The stylish woman criticizes her daughter for ruining her personality with books (she's a student up north at Wellesley College and sits in the office staring at a textbook titled ``Human Development''), while Mrs. Turpin, the very picture of smugness, thanks Jesus for her own good disposition.
Just when Mrs. Turpin is being grateful for the way things are, Mary Grace hurls the book she has been reading at her, striking her ``directly over her left eye.''
As in other stories, in the midst of explosive violence, O'Connor fixes the moment of truth. As the doctor stands over Mary Grace with a hypodermic needle, ``Mrs. Turpin's head cleared and her power of motion returned. She leaned forward until she was looking directly into the fierce brilliant eyes. There was no doubt in her mind that the girl did know her, knew her in some intense and personal way, beyond time and place and condition. ''
This is ``late'' O'Connor (she corrected the proofs in 1964, the year she died), and she doesn't leave it there. Mrs. Turpin returns home and, unable to sleep, goes out to the pigpen to curse Jesus. But she sees a vision of the procession of humanity marching up to glory. First white trash, then blacks, then freaks and lunatics ``shouting and clapping and leaping like frogs,'' with the bourgeois bringing up the rear.
Mrs. Turpin does not flinch. In her vision, she could see ``by their shocked and altered faces that even their virtues were being burned away.'' The end of ``Revelation'' does not seem tacked on but inevitable, not moralistic but revelatory of character and truth. Mrs. Turpin has tragic weight.
And she is redeemed. She recognizes the personal meaning of the phrase ``and the first shall be last.'' She no longer believes her own to be the best of all possible worlds. She knows better now.

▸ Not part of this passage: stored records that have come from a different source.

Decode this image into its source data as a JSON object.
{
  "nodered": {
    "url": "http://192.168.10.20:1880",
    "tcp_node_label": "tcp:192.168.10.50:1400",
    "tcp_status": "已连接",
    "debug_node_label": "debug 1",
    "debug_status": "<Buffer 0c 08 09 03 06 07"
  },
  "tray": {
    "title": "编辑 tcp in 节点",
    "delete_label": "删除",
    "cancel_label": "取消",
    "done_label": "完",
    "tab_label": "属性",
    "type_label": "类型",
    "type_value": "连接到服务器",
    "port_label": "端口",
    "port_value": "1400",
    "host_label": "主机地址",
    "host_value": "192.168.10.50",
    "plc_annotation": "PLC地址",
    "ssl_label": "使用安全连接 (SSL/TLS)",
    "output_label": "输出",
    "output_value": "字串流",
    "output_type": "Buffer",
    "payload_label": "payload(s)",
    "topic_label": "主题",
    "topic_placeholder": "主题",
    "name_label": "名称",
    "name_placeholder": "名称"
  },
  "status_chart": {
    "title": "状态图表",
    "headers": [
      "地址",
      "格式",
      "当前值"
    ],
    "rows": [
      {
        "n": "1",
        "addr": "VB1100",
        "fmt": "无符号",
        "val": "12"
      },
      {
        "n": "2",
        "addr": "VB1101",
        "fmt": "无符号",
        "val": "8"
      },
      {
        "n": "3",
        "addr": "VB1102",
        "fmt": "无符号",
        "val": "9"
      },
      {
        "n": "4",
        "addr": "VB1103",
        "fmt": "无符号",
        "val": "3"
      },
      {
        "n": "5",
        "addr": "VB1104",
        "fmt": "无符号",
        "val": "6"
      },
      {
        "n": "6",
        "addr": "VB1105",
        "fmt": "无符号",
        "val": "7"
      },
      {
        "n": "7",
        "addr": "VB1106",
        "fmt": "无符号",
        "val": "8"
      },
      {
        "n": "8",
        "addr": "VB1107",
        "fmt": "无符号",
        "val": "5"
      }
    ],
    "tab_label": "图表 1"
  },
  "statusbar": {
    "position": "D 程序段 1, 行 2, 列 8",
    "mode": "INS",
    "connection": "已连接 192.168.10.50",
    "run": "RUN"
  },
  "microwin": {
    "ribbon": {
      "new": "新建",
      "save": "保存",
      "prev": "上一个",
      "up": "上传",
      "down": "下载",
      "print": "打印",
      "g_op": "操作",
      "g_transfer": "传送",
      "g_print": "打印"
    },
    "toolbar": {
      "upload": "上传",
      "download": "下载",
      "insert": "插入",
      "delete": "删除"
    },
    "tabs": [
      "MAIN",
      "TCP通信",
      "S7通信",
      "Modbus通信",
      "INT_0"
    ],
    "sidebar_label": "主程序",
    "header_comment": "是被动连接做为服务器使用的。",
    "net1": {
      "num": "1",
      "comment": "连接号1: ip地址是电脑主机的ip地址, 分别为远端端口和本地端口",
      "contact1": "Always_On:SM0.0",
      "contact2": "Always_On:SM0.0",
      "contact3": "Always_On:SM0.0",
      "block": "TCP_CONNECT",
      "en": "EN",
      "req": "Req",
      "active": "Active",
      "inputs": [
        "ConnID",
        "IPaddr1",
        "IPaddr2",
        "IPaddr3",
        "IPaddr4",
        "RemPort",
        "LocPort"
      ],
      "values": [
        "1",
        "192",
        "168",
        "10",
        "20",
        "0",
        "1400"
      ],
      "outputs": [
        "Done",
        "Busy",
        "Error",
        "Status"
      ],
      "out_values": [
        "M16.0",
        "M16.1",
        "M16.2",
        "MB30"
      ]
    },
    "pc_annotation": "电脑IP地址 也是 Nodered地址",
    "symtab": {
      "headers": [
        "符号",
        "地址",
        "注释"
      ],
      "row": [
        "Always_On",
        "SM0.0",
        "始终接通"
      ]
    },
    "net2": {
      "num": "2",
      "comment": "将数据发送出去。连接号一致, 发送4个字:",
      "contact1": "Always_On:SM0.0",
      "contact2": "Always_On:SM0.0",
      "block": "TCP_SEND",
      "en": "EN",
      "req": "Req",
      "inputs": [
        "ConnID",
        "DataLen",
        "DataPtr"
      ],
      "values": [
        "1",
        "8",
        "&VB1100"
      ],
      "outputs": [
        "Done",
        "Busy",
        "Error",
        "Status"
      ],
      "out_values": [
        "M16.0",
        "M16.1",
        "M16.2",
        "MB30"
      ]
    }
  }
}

Referring to some of her most famous plots, O'Connor wrote that ``I am always having it pointed out to me that life in Georgia is not at all the way I picture it, that escaped criminals do not roam the roads exterminating families, nor Bible salesmen prowl about looking for girls with wooden legs.''
It's these plots, not what is done with them, that provoked a woman from California to write O'Connor complaining that her stories lack ``uplift.'' On the contrary, O'Connor's stories don't underestimate the cost of salvation. If, like many other modern fiction writers, she forces us to experience what she tells about, unlike many, O'Connor includes the experience of what she called grace.
Thomas D'Evelyn is the Monitor's book editor.